La sociedad civil exigió que el relevo mantuviera lo avanzado y proyectara mejoras, con la meta de alcanzar la recategorización II-2 y levantar nueva infraestructura. Esa expectativa legítima pronto se convirtió en decepción: el nuevo director, incapaz de identificarse con la institución y temeroso de “chocar con nadie”, se ha plegado a las malas prácticas enquistadas. Registros de peajes lo señalan usando la movilidad institucional como taxi personal, mientras la inseguridad laboral provoca la renuncia de especialistas clave —un oncólogo, un uciólogo y auditores— dejando a pacientes críticos sin soporte vital. Lo que debía ser continuidad y progreso terminó convertido en retroceso y abandono.
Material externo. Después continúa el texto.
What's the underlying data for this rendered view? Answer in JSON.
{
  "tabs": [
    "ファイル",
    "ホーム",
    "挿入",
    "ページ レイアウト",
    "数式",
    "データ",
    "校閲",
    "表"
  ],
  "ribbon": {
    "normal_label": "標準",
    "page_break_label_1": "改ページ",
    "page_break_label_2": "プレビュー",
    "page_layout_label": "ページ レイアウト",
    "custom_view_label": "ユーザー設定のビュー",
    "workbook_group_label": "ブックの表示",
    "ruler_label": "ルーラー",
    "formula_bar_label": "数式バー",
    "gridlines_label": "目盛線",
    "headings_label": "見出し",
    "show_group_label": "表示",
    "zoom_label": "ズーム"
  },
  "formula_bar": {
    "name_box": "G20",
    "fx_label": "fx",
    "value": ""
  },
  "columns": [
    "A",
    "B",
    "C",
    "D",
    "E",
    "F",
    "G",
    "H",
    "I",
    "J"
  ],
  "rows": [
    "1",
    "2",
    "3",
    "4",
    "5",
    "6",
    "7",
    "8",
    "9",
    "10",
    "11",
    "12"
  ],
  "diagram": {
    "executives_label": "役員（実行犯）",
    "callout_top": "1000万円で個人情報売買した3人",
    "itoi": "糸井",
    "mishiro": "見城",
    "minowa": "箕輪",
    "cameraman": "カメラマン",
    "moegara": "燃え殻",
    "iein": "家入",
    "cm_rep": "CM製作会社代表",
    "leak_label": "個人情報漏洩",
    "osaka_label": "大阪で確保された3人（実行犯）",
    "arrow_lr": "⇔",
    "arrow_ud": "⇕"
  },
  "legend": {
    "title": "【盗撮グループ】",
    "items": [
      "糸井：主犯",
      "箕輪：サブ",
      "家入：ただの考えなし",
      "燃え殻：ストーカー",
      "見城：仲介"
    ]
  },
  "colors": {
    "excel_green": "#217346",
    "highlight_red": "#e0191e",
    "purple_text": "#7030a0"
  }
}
El retroceso administrativo ha desmantelado lo avanzado: la renuncia de la asistenta social dejó a trabajadores y usuarios sin atención en bienestar laboral; la caída del Comité de Seguridad y Salud paralizó la protección básica del personal; y los concursos CAS y 276 quedaron en el limbo, perpetuando la precariedad. Pero el problema trasciende lo administrativo: los médicos de planta, que en su momento protestaron para exigir cambios, hoy permanecen en una cómoda indiferencia ante el retroceso institucional, tolerando la inoperancia de la UCI y la falta de respuesta en áreas críticas. Las jefaturas de departamento, reducidas a cascarones vacíos, son incapaces de coordinar siquiera el traslado de personal, y el hospital se ha convertido en una máquina que no responde, atrapada en un ciclo de crisis que se reinicia cada vez que el poder fáctico impone su voluntad.
Las consecuencias ya son mortales: el jueves 11 de junio, Telesvina Chávez García, de 79 años, murió por falta de atención especializada, mientras Villegas Capto Teódolo y Humberto Alva Caro agonizan en UCI sin soporte vital. Lo que se advirtió como riesgo se ha convertido en tragedia: el retroceso administrativo ya está costando vidas humanas y desnuda la indiferencia de las autoridades frente a una crisis que no admite espera.
El nuevo director, lejos de enfrentar el caos, ha considerado reducir los indicadores de productividad alcanzados durante la gestión de la Dra. Bolívar y viaja en plena crisis como si la institución fuera un vehículo de conveniencia personal. Su actitud, confirma que la decisión del gobernador Gilmer Horna de retirar la confianza a una gestión técnica y transparente fue un error histórico que hoy se traduce en retroceso y abandono.
Este desenlace es una acusación frontal contra el gobernador que desmanteló una gestión honesta, contra los gremios que celebraron su salida como si fuera un triunfo, y contra las autoridades que, en medio de la fiesta interminable del Raymi Llacta, relegan la salud como si la vida de los pacientes fuera un asunto secundario.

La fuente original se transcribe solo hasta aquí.